A Harvard Business Review (HBR) blog entitled The Embarrassment of Complexity concludes that we need to:
“Draw on the faculty of human judgment to focus on the smaller picture in order to comprehend the larger one”
But why, at a time that Big Data grabs so many headlines, should we focus on small data? Well, for several reasons, small turns out to be really interesting:
- As people interact over time, small differences between them can create novel patterns across organisations, industries and communities. And these can never be predicted in advance. In a similar vein, who’d have thought that flocking starlings could resemble a whale chasing a dolphin across the sky?
- Small events can have large consequences, known as the Butterfly Effect. Anyone remember the throwaway comment which led to the demise of Gerald Ratner’s business empire?
- Outliers – small numbers of odd, unexpected, unusual things, cannot safely be ignored. They deserve our attention. We can ask ‘why are they there?’ and ‘what do they mean?’, just as Malcolm Gladwell, or Sir Alex Ferguson have done.
- Small things can serve as weak signals – giving us early warning signs of emerging problems and opportunities. In 2008/9 we found it hard to believe that more questions hadn’t been asked about bankers’ bonuses.
So big data is big, but it’s the computer analytics that help us to see patterns in that data, which are clever. The danger here is that we’re always using our old ways of thinking to make sense. So we may well miss small data and weak signals which are potentially frame changing – heralding completely new patterns that we may never have seen before.
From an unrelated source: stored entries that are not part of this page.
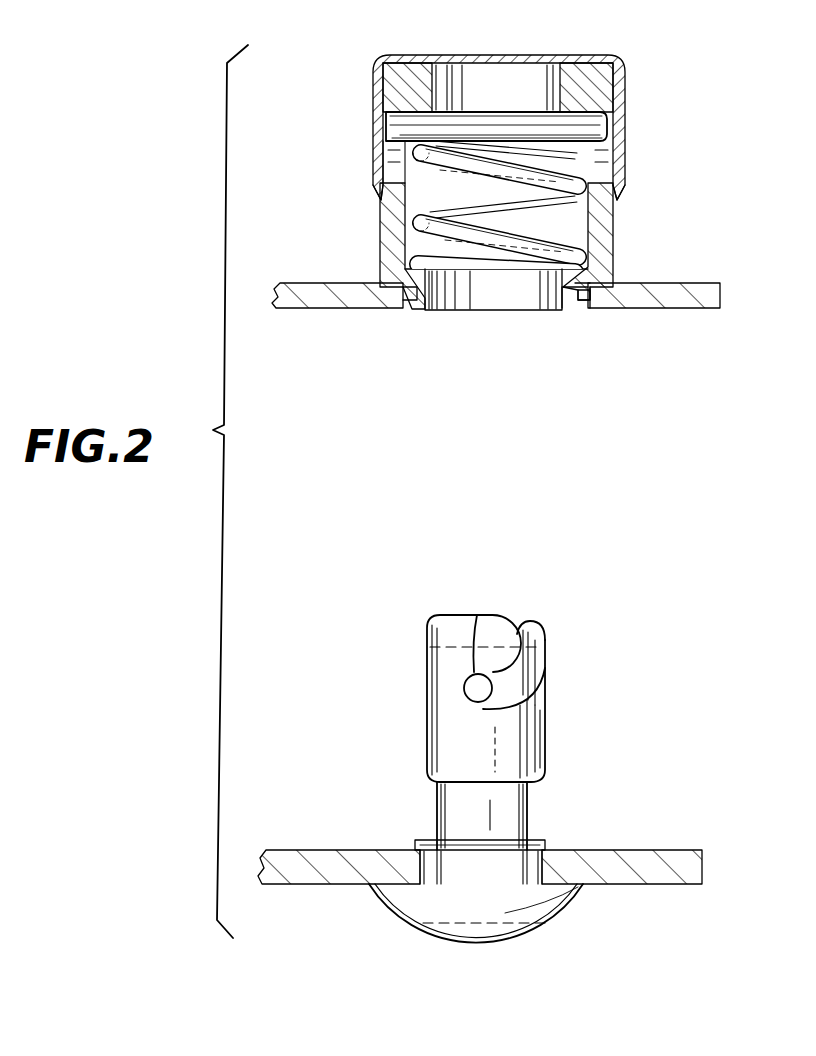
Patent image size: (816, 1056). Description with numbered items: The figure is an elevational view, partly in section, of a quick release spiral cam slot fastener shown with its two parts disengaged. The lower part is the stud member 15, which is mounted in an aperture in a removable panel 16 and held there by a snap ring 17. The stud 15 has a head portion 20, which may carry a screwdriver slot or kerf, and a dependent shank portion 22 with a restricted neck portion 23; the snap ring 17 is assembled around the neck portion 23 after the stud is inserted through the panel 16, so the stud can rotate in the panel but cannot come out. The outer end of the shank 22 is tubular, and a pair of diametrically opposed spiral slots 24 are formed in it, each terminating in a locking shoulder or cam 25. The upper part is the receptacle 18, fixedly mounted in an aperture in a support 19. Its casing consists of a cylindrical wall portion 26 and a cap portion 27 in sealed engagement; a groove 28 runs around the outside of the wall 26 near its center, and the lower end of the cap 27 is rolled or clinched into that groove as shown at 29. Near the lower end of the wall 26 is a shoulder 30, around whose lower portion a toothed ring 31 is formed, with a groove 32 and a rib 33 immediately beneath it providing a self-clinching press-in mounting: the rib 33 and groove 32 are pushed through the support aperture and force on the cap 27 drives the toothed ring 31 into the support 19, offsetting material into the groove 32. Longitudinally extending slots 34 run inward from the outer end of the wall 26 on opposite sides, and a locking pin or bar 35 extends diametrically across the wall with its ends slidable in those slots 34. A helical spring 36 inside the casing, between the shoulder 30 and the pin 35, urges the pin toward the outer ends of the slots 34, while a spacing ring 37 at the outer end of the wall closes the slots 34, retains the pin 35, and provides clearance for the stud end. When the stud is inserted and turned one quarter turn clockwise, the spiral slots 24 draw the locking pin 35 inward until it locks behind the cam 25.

The stud member 15 is at (556, 743).
The panel 16 is at (633, 863).
The snap ring 17 is at (547, 841).
The receptacle 18 is at (644, 178).
The support 19 is at (688, 306).
The head portion 20 is at (415, 907).
The shank portion 22 is at (443, 712).
The neck portion 23 is at (460, 802).
The spiral slots 24 is at (533, 668).
The locking shoulder or cam 25 is at (478, 620).
The cylindrical wall portion 26 is at (615, 243).
The cap portion 27 is at (560, 42).
The groove 28 is at (610, 205).
The rolled or clinched cap end 29 is at (375, 189).
The shoulder 30 is at (603, 287).
The toothed ring 31 is at (597, 310).
The groove 32 is at (420, 310).
The rib 33 is at (578, 312).
The longitudinally extending slots 34 is at (392, 145).
The locking pin or bar 35 is at (531, 92).
The helical spring 36 is at (511, 238).
The spacing ring 37 is at (406, 74).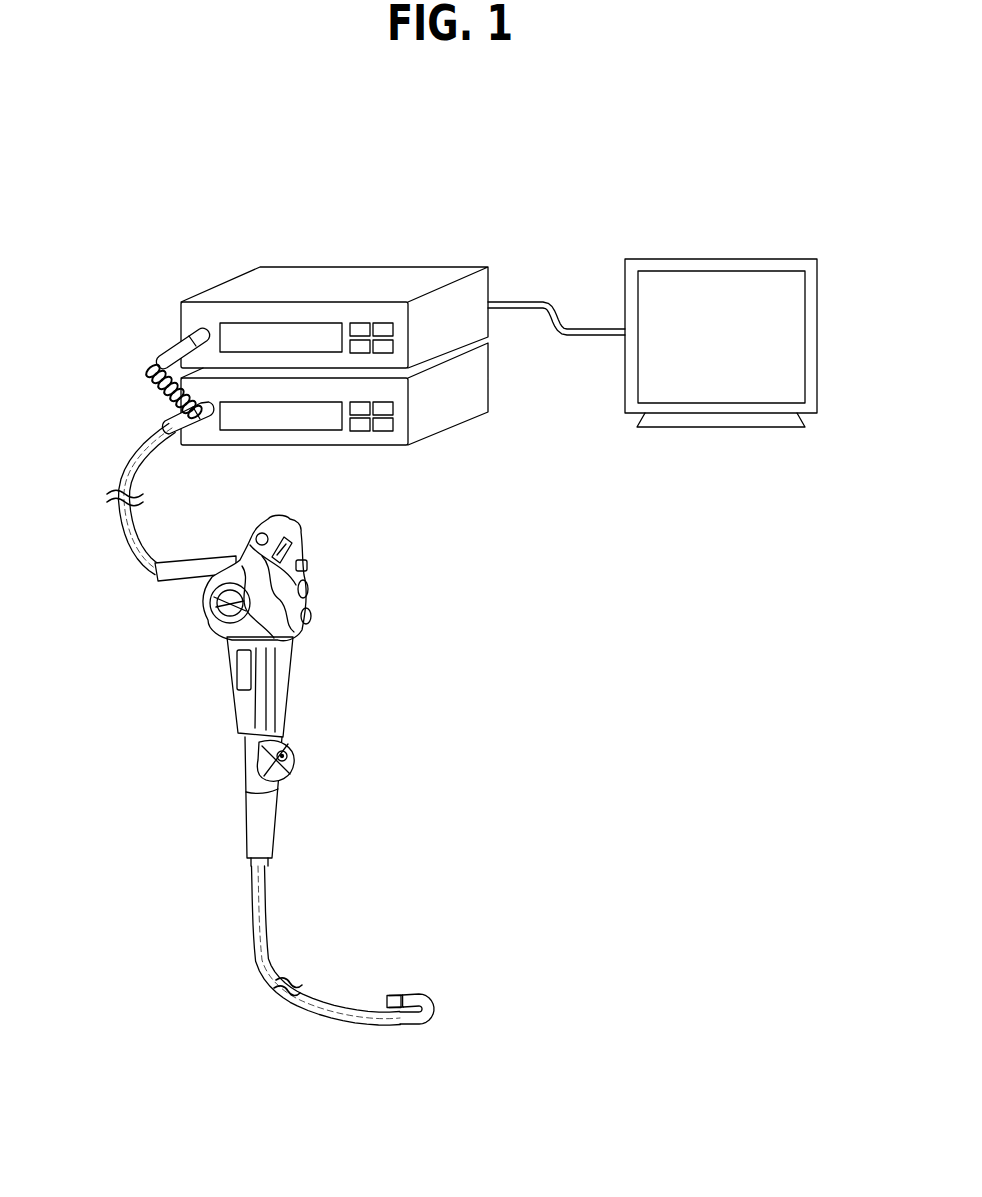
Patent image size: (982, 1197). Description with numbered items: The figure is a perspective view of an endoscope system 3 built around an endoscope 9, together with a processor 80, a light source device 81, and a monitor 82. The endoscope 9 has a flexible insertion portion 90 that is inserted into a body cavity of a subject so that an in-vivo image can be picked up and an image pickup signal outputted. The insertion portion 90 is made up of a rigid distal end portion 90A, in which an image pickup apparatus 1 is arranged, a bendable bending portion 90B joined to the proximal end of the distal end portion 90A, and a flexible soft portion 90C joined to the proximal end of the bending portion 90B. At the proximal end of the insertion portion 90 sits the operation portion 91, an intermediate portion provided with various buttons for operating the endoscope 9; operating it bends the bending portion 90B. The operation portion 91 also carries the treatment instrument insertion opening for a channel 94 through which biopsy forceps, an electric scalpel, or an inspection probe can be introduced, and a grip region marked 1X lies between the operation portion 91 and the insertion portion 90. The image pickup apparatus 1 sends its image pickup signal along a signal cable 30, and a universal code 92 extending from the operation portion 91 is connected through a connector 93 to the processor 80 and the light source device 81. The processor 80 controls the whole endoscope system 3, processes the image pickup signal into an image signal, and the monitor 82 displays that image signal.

The endoscope system 3 is at (650, 134).
The processor 80 is at (460, 266).
The light source device 81 is at (490, 378).
The monitor 82 is at (727, 258).
The connector 93 is at (188, 325).
The signal cable 30 is at (124, 462).
The universal code 92 is at (120, 527).
The operation portion 91 is at (312, 601).
The endoscope 9 is at (400, 644).
The grip portion 1X is at (230, 667).
The channel 94 is at (295, 752).
The insertion portion 90 is at (266, 904).
The image pickup apparatus 1 is at (392, 997).
The distal end portion 90A is at (397, 1015).
The bending portion 90B is at (433, 1013).
The soft portion 90C is at (302, 1010).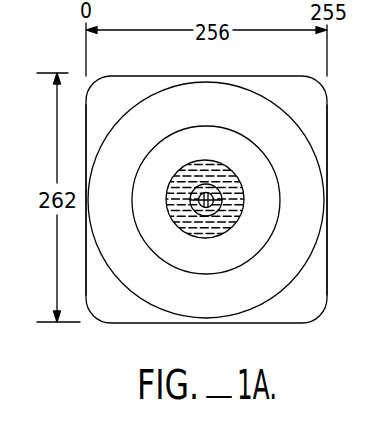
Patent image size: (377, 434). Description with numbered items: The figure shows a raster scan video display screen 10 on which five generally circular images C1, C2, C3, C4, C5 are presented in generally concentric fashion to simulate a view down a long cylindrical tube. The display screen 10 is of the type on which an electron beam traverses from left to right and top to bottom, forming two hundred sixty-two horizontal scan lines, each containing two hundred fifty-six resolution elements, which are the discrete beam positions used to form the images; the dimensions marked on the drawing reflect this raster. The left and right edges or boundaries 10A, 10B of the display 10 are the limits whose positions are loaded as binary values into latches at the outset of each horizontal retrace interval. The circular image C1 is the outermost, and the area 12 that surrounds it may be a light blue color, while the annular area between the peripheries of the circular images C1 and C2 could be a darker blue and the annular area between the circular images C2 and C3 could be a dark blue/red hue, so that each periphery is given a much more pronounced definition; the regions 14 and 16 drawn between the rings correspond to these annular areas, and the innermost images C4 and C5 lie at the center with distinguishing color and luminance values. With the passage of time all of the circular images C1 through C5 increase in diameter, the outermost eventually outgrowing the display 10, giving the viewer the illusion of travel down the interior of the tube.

The display screen 10 is at (338, 52).
The left edge of the display 10A is at (86, 107).
The right edge of the display 10B is at (327, 105).
The area surrounding circular image C1 12 is at (106, 312).
The outer annular region 14 is at (148, 278).
The inner annular region 16 is at (228, 254).
The circular image C1 is at (143, 99).
The circular image C2 is at (197, 126).
The circular image C3 is at (218, 161).
The circular image C4 is at (208, 214).
The circular image C5 is at (200, 214).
The clever thing about small data is how it can signal new opportunities and emerging problems. If we notice and interpret that data, then we can choose how we respond much sooner – helping us to capitalise on emerging opportunities and head off emerging problems
It’s here, in noticing and interpreting small data, that we need to cast off our reliance on data crunching machines and start using and honing our very human skills of perception and judgement. So that’s why I agree with HBR that using human judgement to focus on the smaller picture in order to comprehend the larger one, is such a crucial skill.